Wir haben eine sehr eigene Sicht vom Glück. Irgendwie scheint der materiell Beschenkte eine intensive Verbindung zum Unglück zu haben und zum Bösen. Im Mittelalter gab es ganze Folianten von Schauergeschichten, in denen der Reiche jammernd und wehklagend zur Hölle fahren muss und seine Goldmünzen sich in glühende Kohlen verwandeln, die auf immerdar in seinen Eingeweiden brennen.
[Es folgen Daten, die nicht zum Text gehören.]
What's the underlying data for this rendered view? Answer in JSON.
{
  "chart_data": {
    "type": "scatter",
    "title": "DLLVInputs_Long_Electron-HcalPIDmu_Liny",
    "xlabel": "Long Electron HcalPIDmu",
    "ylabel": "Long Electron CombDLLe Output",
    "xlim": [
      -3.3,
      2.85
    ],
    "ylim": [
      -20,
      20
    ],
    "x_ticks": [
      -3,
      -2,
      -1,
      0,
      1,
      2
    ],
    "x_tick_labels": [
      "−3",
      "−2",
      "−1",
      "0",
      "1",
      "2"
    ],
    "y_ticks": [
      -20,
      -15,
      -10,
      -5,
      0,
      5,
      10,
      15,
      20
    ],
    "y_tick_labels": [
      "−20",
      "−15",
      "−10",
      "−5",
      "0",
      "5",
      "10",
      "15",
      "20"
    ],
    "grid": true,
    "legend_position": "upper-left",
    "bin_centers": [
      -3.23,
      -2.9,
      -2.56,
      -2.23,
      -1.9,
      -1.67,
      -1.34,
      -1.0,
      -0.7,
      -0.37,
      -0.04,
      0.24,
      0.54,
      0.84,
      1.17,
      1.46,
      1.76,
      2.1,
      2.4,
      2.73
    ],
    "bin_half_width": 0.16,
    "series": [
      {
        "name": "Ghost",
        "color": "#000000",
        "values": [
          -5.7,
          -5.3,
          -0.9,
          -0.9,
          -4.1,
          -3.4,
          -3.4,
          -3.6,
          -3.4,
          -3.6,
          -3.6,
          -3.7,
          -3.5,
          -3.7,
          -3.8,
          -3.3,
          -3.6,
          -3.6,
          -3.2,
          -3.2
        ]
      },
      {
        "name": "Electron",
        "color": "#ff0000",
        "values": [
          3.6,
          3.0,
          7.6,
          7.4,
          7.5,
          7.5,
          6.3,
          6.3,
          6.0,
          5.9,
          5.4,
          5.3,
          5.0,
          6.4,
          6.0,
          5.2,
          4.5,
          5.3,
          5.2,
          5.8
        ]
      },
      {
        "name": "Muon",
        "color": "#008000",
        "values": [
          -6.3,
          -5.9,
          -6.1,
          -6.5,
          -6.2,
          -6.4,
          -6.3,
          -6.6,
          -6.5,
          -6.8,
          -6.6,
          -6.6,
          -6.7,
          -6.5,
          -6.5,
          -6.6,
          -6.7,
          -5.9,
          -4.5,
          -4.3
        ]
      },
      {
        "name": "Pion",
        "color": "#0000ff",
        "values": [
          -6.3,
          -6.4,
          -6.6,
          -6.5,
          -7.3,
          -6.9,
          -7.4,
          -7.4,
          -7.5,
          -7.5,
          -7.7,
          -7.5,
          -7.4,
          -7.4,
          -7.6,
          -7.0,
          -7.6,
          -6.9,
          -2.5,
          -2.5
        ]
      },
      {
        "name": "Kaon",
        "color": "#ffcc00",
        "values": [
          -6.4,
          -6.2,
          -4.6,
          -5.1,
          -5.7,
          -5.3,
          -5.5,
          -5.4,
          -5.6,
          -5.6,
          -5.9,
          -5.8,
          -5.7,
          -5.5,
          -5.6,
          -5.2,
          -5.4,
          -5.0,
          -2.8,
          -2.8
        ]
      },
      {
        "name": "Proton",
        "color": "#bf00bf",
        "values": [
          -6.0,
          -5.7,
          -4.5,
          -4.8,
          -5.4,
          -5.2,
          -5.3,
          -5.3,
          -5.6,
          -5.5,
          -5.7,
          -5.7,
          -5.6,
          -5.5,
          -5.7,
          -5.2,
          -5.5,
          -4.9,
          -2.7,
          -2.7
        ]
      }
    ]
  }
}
Aus der Bibel kommt die Geschichte von Hiob, dem Reichen und Edlen, der alles verlieren muss, weil Gott ihn dem Teufel quasi als menschliches Versuchstier zur Verfügung gestellt hat. Und so ist es in unzähligen Mythen: Reichtum und Segen macht letztlich Fluch. König Midas kann Gold machen, aber die Fähigkeit lässt alles in seiner Umgebung zu Edelmetall erstarren: Speis und Trank, Diener und Töchter.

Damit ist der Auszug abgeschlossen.